These ransomware attacks didn’t just cause the targeted systems to become unreachable but also constituted data breaches. Ransomware gangs engage in double-extortion tactics that involve the exfiltration of data from breached systems. The hackers then use this data to extort the victims, threatening to leak it publicly. When attacks on critical government agencies happen, the stolen files may contain secrets important to national security.

In summary, ransomware attacks are a national security risk because they can cause large-scale damage to the economy, disrupt services essential for national security and public safety, and steal national secrets.
The 2021 attacks forced the United States to classify ransomware attacks as national security threats, approving the funding of emergency measures to help tackle the problem and mitigate their effects when they happen.

The country also formed a “Ransomware Task Force” that released a report detailing the problem’s complexity and recommended 48 actions for the government to take to address it. Some of these recommendations involve treating ransomware as a national security issue and using the country’s intelligence resources and law enforcement agencies to combat it.

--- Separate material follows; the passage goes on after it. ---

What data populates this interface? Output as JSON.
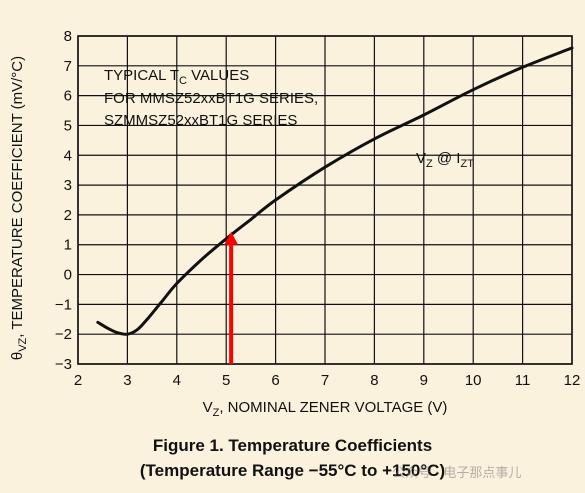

The RTF report also recommended increasing the ability to seize assets, enforcing financial criminal laws, and developing policies to combat organized hacking to combat ransomware attacks effectively. Coordination among local, state, and federal law enforcement agencies is necessary to bring ransomware attackers to justice. The report suggests that arrest and asset seizure threats may deter potential ransomware attackers from targeting national treasures and infrastructure.